This week’s Summit in Seoul is a milestone as it is the first time that the G-20 Summit has been held in the Asia-Pacific region, now the emerging centre of gravity for the world economy, where the dynamic economies of China and India are leading the global recovery. But the Seoul Summit is also to be recognised for placing development on the G-20 agenda. United Nations Secretary-General Ban Ki-moon will lead the Summit’s discussion on development and include the opinions of those countries — and the voices of billions of the world’s population — not represented by the G-20 leaders at this critical forum. Under the auspices of the United Nations Economic and Social Commission for Asia and the Pacific, economists and representatives of 26 Asian countries gathered last week in Bangkok to reflect on the agenda of the Seoul Summit from the perspective of excluded poorer countries.
The challenges that the G-20 leaders will confront include the need to consolidate the momentum of global economic recovery especially in view of this recovery’s fragile and uneven nature. The winding down of fiscal stimuli should be considered very cautiously in view of the continuing risks of a double dip recession. Concerns were raised by representatives of the smaller countries regarding policies adopted in advanced countries that are leading to massive short-term capital outflows to emerging market economies with consequences such as asset price bubbles, inflationary pressures and exchange rate appreciation with highly disruptive effects.
G-20 leaders should support the use of capital controls when needed by the affected countries. Another threat to recovery is from possible currency wars and protectionism in the developed countries that should be shunned at all costs.

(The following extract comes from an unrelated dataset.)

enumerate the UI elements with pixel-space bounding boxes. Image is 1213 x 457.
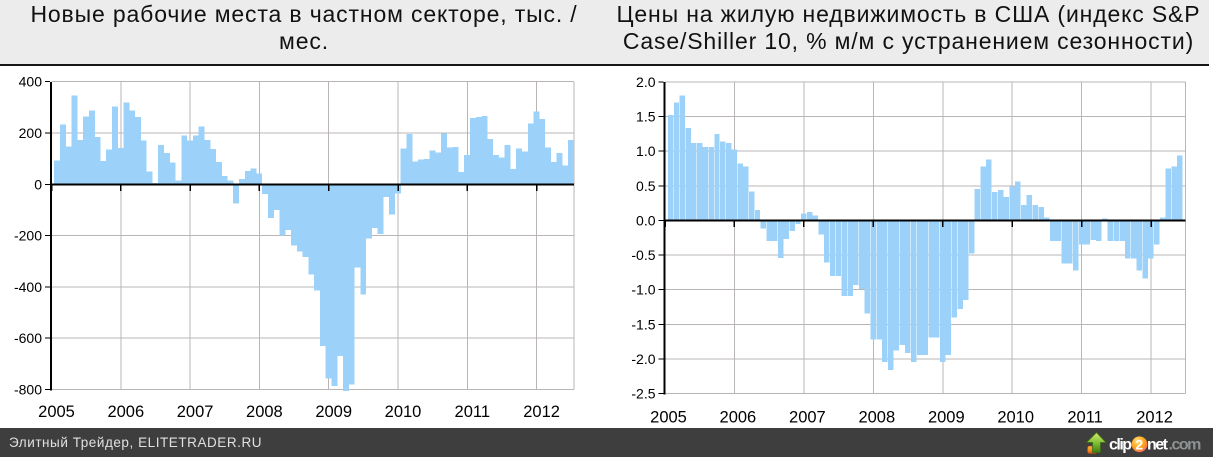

The declining demand in the western world as they unwind the fiscal and current account imbalances poses a new medium-term challenge for sustaining the dynamism of Asia-Pacific economies. With 950 million people living in poverty and with wide development gaps between and within countries, there is considerable headroom for generation of aggregate demand with through inclusive policies. The challenge thrown up by the financial crisis in terms of diminishing aggregate demand can be turned into an opportunity for promoting inclusive development. Poverty reduction should no more be seen as a social welfare scheme but a critical part of the strategy to promote growth itself.
The G-20 leaders should give a clear and strong message that achievement of the Millennium Development Goals (MDG), narrowing development gaps and other policies to foster balanced development have to now occupy a central place in sustaining growth in a post-crisis world.
Specifically, the latent potential of the poor to generate aggregate demand can be harnessed through promoting agriculture and rural development, strengthening social protection, enhancing financial inclusion, and promoting job creation among other policies within the emerging markets and among the excluded and poorer countries.
The poorer countries need to be assisted in closing the development gaps through enhanced overseas development assistance and development financing. The potential of South-South cooperation also needs to be fully exploited in closing the development gaps. Establishing a regional financial architecture — especially in Asia-Pacific — may assist in mediating between the region’s growing excess savings and vast unmet investment needs for infrastructure development. G-20 leaders could also support a tax on international financial transactions to help generate billions of dollars of revenue to fund achievement of the MDGs while moderating the volatility of capital flows.
While the adoption of international standards of prudential financial regulation is important to all countries, regardless of their level of development, it should be recognised that low income countries lack institutional and technical capabilities for their implementation. Thus, it is important to support these countries with technical assistance not only to help them develop modern financial systems but also to implement modern financial regulatory and supervisory functions.
Finally, the crisis has highlighted the long pending agenda of reform of international financial architecture. These include reform of International Monetary Fund (IMF) conditionalities, creation of a global reserve currency based on special drawing rights that can be issued in a countercyclical manner, and enhanced voice and quota of developing countries in the Bretton Woods Institutions for addressing the democratic deficit are high on the agenda to restore the legitimacy, effectiveness and development-friendliness of the international financial system.
To sum up, the G-20 Summit has many challenges to address. However, with the changing economic geography and the rise of emerging market countries as growth poles of the world economy, the entire world economy has a stake in sustaining their dynamism. Hence, development becomes a key issue on the agenda. The new thinking in the post-crisis world is that the achievement of the MDGs and the narrowing of development gaps have a central place in achieving strong, sustainable and balanced growth. In this respect, the United Nations and of the leaders of 20 nations should work together to seek a better future for all nations, and for all the world’s people.